Arkadaşlarından öğrenmişti; kuvva, Arapçada ‘güç, kuvvet’ demekti. Kuvayi Milliye ise milli kuvvetler anlamına geliyordu.
Kerim, içinde tutuşan milli kuvvetin aşkıyla ve hiç korkmadan her gün ambarlara giriyor, çuval ya da süpürge çalıları arasında bir iki tüfek kaçırıyordu. Dayısı da tüfekleri gizlice zeybeklere uçuruyordu.
Zeybekler bu tüfeklerle işgalcilere kan kusturuyordu…
Bir süre sonra düşman geri çekilmeye başladı. Kentin kontrolü artık zeybeklerdeydi. Dayısı Kerim’i bir kere daha kenara çekti. Yine kulağına fısıldadı: ‘Seni zeybeklere veriyorum, canın pahasına düşmana karşı koyasın!’
Canı pahasına…
Daha ötesi var mıydı?
Kerim kısa sürede ata binmeye başladı. Gizlenmeyi, iz bırakmamayı, aynı zamanda iz sürmeyi öğrendi.
Haberci yaptılar onu.
Görevi gizli emirleri cepheden cepheye taşımaktı.
Atını mahmuzladı mı yel gibi esiyordu. Kayalardan keçi gibi iniyordu. Ormanda gizlenip bir anda kayboluyordu. Bazen de Azrail’le burun buruna geliyordu...
Bir gün yine gizli bir emiri taşırken atı bir anda ürktü. Tenekeciler denen düşman çetesi mola verdikleri yerde ateş yakmış, söndürmeden gitmişlerdi.
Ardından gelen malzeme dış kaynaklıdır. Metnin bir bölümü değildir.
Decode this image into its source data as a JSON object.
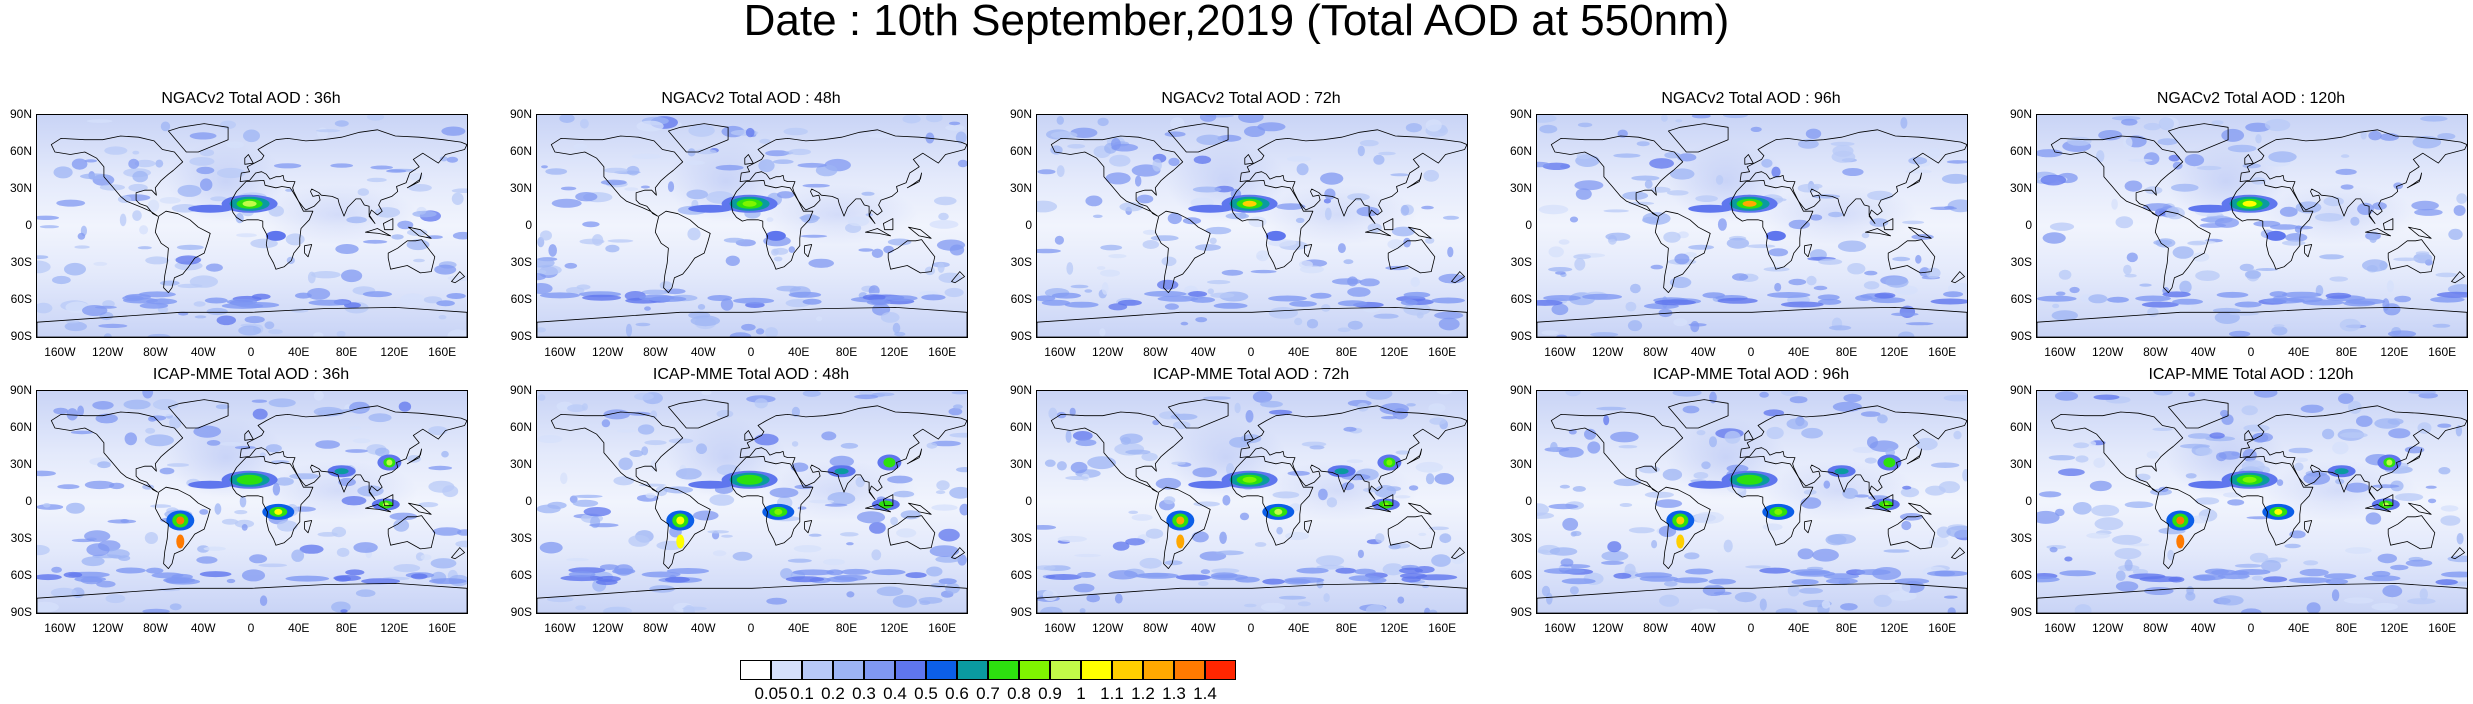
{
  "title": "Date : 10th September,2019 (Total AOD at 550nm)",
  "panels": [
    {
      "title": "NGACv2 Total AOD : 36h",
      "dust": 0.9,
      "smoke": 0.1
    },
    {
      "title": "NGACv2 Total AOD : 48h",
      "dust": 0.85,
      "smoke": 0.1
    },
    {
      "title": "NGACv2 Total AOD : 72h",
      "dust": 1.1,
      "smoke": 0.15
    },
    {
      "title": "NGACv2 Total AOD : 96h",
      "dust": 1.2,
      "smoke": 0.2
    },
    {
      "title": "NGACv2 Total AOD : 120h",
      "dust": 1.0,
      "smoke": 0.2
    },
    {
      "title": "ICAP-MME Total AOD : 36h",
      "dust": 0.7,
      "smoke": 1.3
    },
    {
      "title": "ICAP-MME Total AOD : 48h",
      "dust": 0.7,
      "smoke": 1.0
    },
    {
      "title": "ICAP-MME Total AOD : 72h",
      "dust": 0.8,
      "smoke": 1.2
    },
    {
      "title": "ICAP-MME Total AOD : 96h",
      "dust": 0.75,
      "smoke": 1.1
    },
    {
      "title": "ICAP-MME Total AOD : 120h",
      "dust": 0.8,
      "smoke": 1.3
    }
  ],
  "lat_labels": [
    "90N",
    "60N",
    "30N",
    "0",
    "30S",
    "60S",
    "90S"
  ],
  "lon_labels": [
    "160W",
    "120W",
    "80W",
    "40W",
    "0",
    "40E",
    "80E",
    "120E",
    "160E"
  ],
  "colorbar": {
    "labels": [
      "0.05",
      "0.1",
      "0.2",
      "0.3",
      "0.4",
      "0.5",
      "0.6",
      "0.7",
      "0.8",
      "0.9",
      "1",
      "1.1",
      "1.2",
      "1.3",
      "1.4"
    ],
    "colors": [
      "#ffffff",
      "#d6e0fb",
      "#b8c9f7",
      "#9db4f4",
      "#8098f2",
      "#5f76ee",
      "#0c5fe8",
      "#0a9aa0",
      "#2de00f",
      "#7ff500",
      "#c2fb48",
      "#ffff00",
      "#ffd000",
      "#ffa800",
      "#ff7a00",
      "#ff2600"
    ]
  }
}
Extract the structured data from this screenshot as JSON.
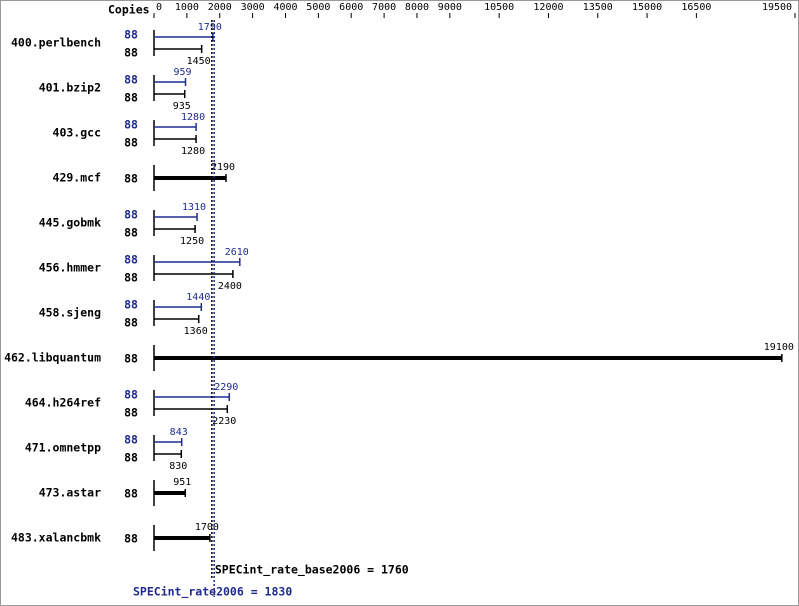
{
  "chart_data": {
    "type": "bar",
    "orientation": "horizontal",
    "copies_label": "Copies",
    "categories": [
      "400.perlbench",
      "401.bzip2",
      "403.gcc",
      "429.mcf",
      "445.gobmk",
      "456.hmmer",
      "458.sjeng",
      "462.libquantum",
      "464.h264ref",
      "471.omnetpp",
      "473.astar",
      "483.xalancbmk"
    ],
    "xlim": [
      0,
      19500
    ],
    "xticks": [
      0,
      1000,
      2000,
      3000,
      4000,
      5000,
      6000,
      7000,
      8000,
      9000,
      10500,
      12000,
      13500,
      15000,
      16500,
      19500
    ],
    "series": [
      {
        "color": "#1f2b8f",
        "copies": [
          88,
          88,
          88,
          null,
          88,
          88,
          88,
          null,
          88,
          88,
          null,
          null
        ],
        "values": [
          1790,
          959,
          1280,
          null,
          1310,
          2610,
          1440,
          null,
          2290,
          843,
          null,
          null
        ]
      },
      {
        "color": "#000000",
        "copies": [
          88,
          88,
          88,
          88,
          88,
          88,
          88,
          88,
          88,
          88,
          88,
          88
        ],
        "values": [
          1450,
          935,
          1280,
          2190,
          1250,
          2400,
          1360,
          19100,
          2230,
          830,
          951,
          1700
        ]
      }
    ],
    "reference_lines": [
      {
        "text": "SPECint_rate_base2006 = 1760",
        "value": 1760,
        "color": "#000000"
      },
      {
        "text": "SPECint_rate2006 = 1830",
        "value": 1830,
        "color": "#1f2b8f"
      }
    ]
  }
}
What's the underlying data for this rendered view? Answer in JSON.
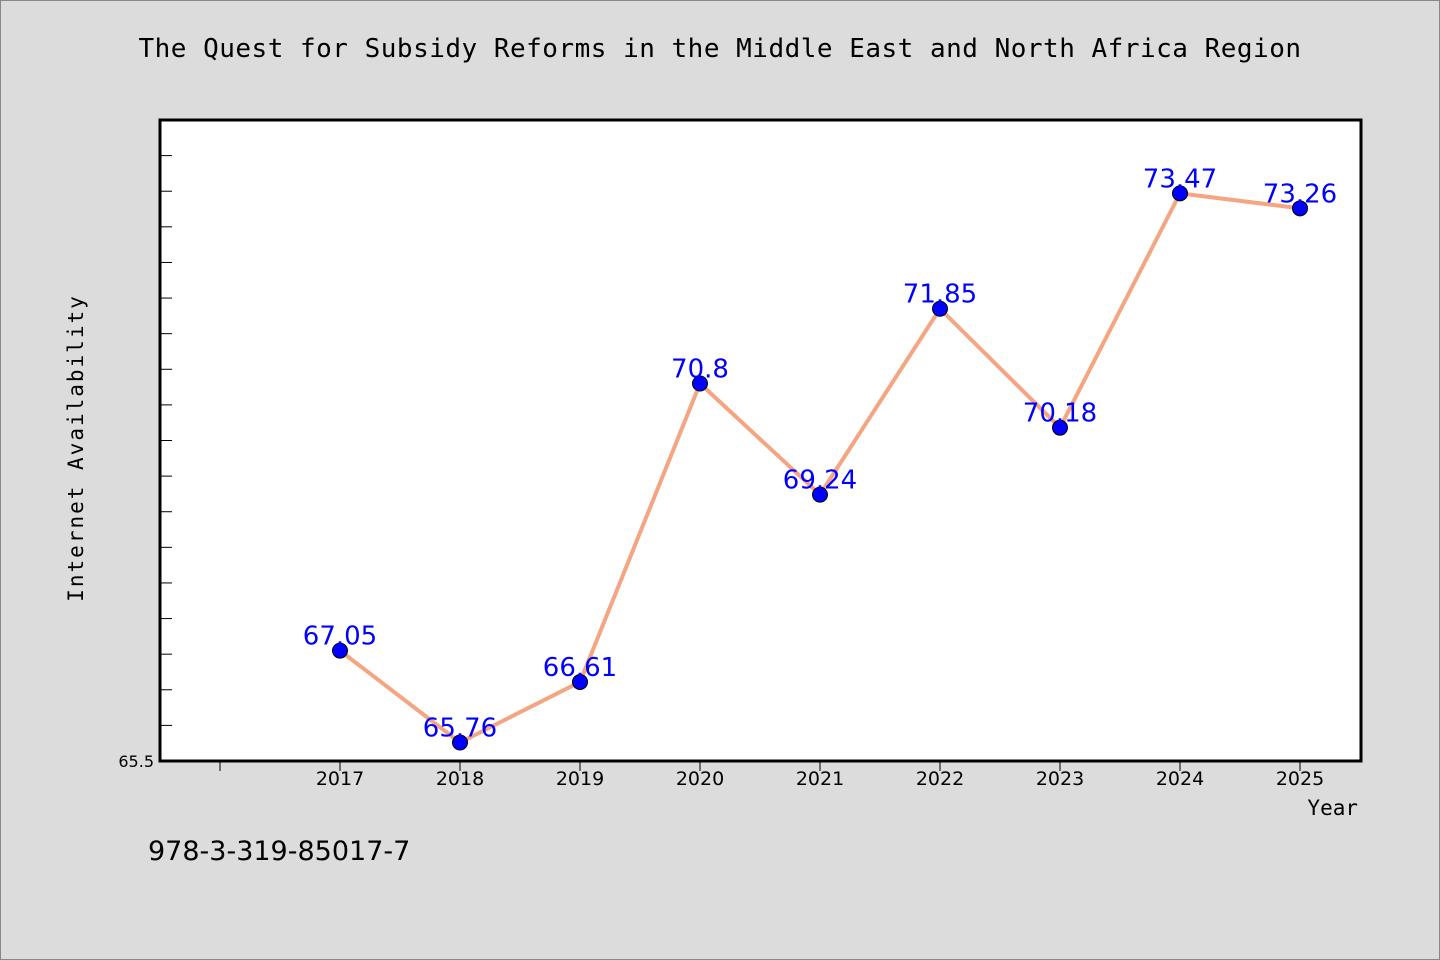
{
  "chart_data": {
    "type": "line",
    "title": "The Quest for Subsidy Reforms in the Middle East and North Africa Region",
    "xlabel": "Year",
    "ylabel": "Internet Availability",
    "categories": [
      "2017",
      "2018",
      "2019",
      "2020",
      "2021",
      "2022",
      "2023",
      "2024",
      "2025"
    ],
    "series": [
      {
        "values": [
          67.05,
          65.76,
          66.61,
          70.8,
          69.24,
          71.85,
          70.18,
          73.47,
          73.26
        ]
      }
    ],
    "data_labels": [
      "67.05",
      "65.76",
      "66.61",
      "70.8",
      "69.24",
      "71.85",
      "70.18",
      "73.47",
      "73.26"
    ],
    "ylim": [
      65.5,
      74.5
    ],
    "y_tick_labels": [
      "65.5"
    ],
    "grid": false,
    "legend": "none",
    "colors": {
      "line": "#f4a582",
      "marker": "#0000ff",
      "label": "#0000ff",
      "background": "#dcdcdc",
      "plot_bg": "#ffffff"
    }
  },
  "footer": {
    "code": "978-3-319-85017-7"
  }
}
Hayvan korkudan şaha kalkınca, Kerim kendisini yerde buldu. İncecik bedeni savruldu.
Ağır yaralanmıştı...
Acı içinde tekrar ata bindi. Karargâha vardığında perişan durumdaydı. Doktor yok ki göstersinler. Çıkıkçı Şerif Ustaya emanet ettiler. Şerif usta katran varilinin içine batırdı Kerim’i. Bir süre öyle kaldı. Çıktığında artık kamburdu.
Kambur Kerim oldu o günden sonra…
Fakat o haliyle bile Kuvayı Milliye için çalışmaktan vaz geçmedi…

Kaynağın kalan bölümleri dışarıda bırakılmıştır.